Immersed in the changeable Mediterranean flowing under our hull, we have changed our scene already three times this year: from Sicily in Sciacca, Mazara and Trapani, existential prosthesis of a still possible humanity, to rugged and intense southern and western Sardinia, up to the wild and unchanging Corsica.
Last night in your bed and now that you are reading, Mediterranea was sailing in the dark and then in the light between Corsica and Nice, in open waters, on a long hopeful and brave transfer, loaded with emotions bursting from the dreams of its honourable and true crew.
Now it’s up to me the westward route, the French Riviera, Cannes, Porquerolles, Toulon, Marseille, then following an arched route to Sète, Costa Brava, Barcelona, the Balearic Islands… and onward to Gibraltar, Lagos and up to Lisbon in mid-September. The time to thank the captains and the crews that led Mediterranea there, with true and conscious gratitude,… the time for a short leap between pier and stern (a tiny step for a man, but a huge step for a sailor). And Mediterranea will set sail again, the 13thousandth mile to be sailed.

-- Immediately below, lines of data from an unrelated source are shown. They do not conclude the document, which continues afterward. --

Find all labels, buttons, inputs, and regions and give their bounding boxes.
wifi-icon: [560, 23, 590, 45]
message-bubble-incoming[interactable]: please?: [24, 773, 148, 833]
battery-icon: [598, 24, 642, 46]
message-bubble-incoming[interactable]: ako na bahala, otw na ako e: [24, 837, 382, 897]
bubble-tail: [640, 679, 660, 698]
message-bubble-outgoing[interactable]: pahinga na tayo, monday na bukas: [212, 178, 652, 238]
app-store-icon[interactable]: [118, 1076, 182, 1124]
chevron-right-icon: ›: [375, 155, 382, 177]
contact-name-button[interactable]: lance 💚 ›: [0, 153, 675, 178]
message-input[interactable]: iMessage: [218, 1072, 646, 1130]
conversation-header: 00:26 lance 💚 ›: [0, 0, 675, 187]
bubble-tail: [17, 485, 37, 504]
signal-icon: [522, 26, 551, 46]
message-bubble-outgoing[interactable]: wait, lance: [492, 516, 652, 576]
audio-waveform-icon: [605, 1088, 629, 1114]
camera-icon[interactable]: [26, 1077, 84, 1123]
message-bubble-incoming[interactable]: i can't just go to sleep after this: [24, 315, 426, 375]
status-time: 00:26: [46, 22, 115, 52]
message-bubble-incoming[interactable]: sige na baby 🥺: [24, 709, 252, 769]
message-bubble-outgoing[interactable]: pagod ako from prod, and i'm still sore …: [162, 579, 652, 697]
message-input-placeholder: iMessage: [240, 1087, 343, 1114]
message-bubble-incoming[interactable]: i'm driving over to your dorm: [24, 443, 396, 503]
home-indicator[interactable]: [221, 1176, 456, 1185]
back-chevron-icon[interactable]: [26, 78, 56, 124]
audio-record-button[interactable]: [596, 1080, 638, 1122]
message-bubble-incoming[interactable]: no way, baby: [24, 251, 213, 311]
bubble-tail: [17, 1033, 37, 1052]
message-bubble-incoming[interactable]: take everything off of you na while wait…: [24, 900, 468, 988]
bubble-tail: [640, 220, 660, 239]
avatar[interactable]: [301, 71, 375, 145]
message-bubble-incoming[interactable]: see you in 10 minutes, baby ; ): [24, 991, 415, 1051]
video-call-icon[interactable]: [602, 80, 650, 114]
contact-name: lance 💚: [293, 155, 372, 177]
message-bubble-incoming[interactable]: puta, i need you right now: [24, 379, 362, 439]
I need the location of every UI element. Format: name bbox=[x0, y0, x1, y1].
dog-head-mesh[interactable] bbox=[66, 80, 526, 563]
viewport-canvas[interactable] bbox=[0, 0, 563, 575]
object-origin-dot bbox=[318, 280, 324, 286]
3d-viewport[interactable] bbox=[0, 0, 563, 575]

As usual, before boarding again, I wonder “Will I be up to the mark?”, not to perform a task, as tasks are being performed one way or the other, but to face the sea. Sailors sail with questions. Questions are their “apparent” wind, with no real certainty. And true crews do the same, when they escape distractions of the mainland, when they forget the rage that led them leaving. Sailors look at weather maps, follow developing forecasts for Mistral, the harsh wind blowing from Europe. Alone, silent sailors shrug. “We’ll see”, they cut short. Before leaving their terrestrial home, sailors search their bags, trying to figure out if anything is missing. But their bags are always empty. What they need for sailing has no shape, no volume, but takes up much room.